18 Ekim 2011 Salı

Pardon, "idealizm" derken?

Sevgili günlük,

Sana daha önce, çok "adam sandığı" patronu tarafından tazminatı eksik ödenen ve üstelik de kendisine çemkirilen arkadaşımdan bahsetmiştim.

Bu arkadaş sonradan öyle bir çalışma yeri bulmuş ki, yani de desem nasıl nitelesem... Nitelemeden anlatayım en iyisi...

Baro'daki ilanlardan birini aramış ve akabinde görüşmeye gitmiş. Ofisin sahibi avukat hanım, kendi işini yapmak isteyen genç bir avukata gerçekten iyi imkanlar sağlıyormuş. Ofisini tamamen ücretsiz kullandırıyor, kendi işini de yapabiliyorsun, 3-5 bir şeyler de alabiliyorsun, falan filan. İyi yani.

Fakat bu avukat hanımın müvekilleri, bizim hanımkızın tam da en karşı olduğu yönde çıkmışmış... Bir de isimli misimli filan tiplermiş, yani öyle kıyıda köşede kalmış işler de değilmiş avukat hanımın işleri...
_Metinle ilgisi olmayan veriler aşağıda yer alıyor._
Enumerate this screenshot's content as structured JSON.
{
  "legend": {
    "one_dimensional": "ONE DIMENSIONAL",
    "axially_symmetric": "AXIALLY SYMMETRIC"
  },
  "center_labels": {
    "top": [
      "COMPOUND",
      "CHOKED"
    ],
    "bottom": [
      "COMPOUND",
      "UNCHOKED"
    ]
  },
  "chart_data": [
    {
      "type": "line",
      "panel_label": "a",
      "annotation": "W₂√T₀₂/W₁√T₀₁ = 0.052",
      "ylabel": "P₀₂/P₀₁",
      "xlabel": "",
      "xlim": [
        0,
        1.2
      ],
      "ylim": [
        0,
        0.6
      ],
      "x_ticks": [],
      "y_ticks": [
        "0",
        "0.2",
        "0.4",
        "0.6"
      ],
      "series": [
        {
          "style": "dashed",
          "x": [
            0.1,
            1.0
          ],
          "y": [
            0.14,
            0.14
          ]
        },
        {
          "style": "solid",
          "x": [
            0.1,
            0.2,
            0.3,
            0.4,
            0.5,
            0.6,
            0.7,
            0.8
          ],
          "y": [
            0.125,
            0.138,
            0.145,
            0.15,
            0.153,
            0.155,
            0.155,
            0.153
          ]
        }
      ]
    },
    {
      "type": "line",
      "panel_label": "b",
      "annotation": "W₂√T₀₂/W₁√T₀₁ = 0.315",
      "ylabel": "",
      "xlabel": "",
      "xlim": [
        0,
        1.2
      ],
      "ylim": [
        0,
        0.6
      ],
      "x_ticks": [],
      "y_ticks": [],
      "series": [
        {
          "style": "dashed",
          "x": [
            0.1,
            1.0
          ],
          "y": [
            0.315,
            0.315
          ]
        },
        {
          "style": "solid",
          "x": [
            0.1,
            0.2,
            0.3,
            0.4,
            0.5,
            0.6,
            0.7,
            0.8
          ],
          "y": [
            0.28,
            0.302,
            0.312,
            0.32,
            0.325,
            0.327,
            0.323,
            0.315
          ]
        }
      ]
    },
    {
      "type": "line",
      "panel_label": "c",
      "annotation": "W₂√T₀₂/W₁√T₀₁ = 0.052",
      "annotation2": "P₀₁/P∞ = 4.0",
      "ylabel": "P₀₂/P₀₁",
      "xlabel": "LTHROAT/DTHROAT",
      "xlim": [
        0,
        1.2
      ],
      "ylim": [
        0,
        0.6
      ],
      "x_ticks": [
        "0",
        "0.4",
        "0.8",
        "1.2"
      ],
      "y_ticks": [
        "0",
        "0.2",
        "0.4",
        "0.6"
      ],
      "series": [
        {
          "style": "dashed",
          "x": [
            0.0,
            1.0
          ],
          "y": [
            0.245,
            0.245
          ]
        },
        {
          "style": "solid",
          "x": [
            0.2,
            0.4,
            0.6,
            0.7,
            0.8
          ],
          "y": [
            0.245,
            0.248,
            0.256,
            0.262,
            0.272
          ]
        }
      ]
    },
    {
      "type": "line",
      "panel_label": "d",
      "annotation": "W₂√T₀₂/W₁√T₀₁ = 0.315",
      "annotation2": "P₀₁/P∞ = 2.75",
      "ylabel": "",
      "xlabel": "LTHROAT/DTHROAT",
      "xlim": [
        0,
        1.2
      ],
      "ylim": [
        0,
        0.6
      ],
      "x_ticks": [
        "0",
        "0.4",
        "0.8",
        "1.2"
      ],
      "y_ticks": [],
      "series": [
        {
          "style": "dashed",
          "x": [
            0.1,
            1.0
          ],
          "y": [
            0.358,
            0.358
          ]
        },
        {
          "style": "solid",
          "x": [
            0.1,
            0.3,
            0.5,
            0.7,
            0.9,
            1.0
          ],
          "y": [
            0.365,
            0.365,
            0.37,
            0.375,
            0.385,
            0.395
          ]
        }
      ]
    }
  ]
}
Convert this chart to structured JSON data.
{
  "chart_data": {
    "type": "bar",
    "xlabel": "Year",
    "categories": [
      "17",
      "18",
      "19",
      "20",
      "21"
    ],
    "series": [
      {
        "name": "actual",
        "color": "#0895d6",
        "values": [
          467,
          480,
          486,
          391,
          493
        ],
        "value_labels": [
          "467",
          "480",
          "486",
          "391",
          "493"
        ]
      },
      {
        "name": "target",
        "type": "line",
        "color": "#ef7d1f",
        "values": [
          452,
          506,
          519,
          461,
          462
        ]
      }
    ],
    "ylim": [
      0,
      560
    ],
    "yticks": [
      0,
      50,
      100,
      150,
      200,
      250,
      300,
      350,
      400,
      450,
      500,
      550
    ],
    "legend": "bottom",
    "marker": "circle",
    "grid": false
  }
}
"N'aptın kabul ettin mi?" dedim, "Etmeyip n'apacaktım?" dedi. "Zilyonlarca solcu avukat tanıyorum, hepsi de çok güzel konuşurlar. Bu avukat hanımın verdiğinin yarısını bile verdiler de ben mi hayır dedim? Üzgünüm, hayat zor." dedi.

"Hayırlı olsun" dedim ve sessizce dağıldık.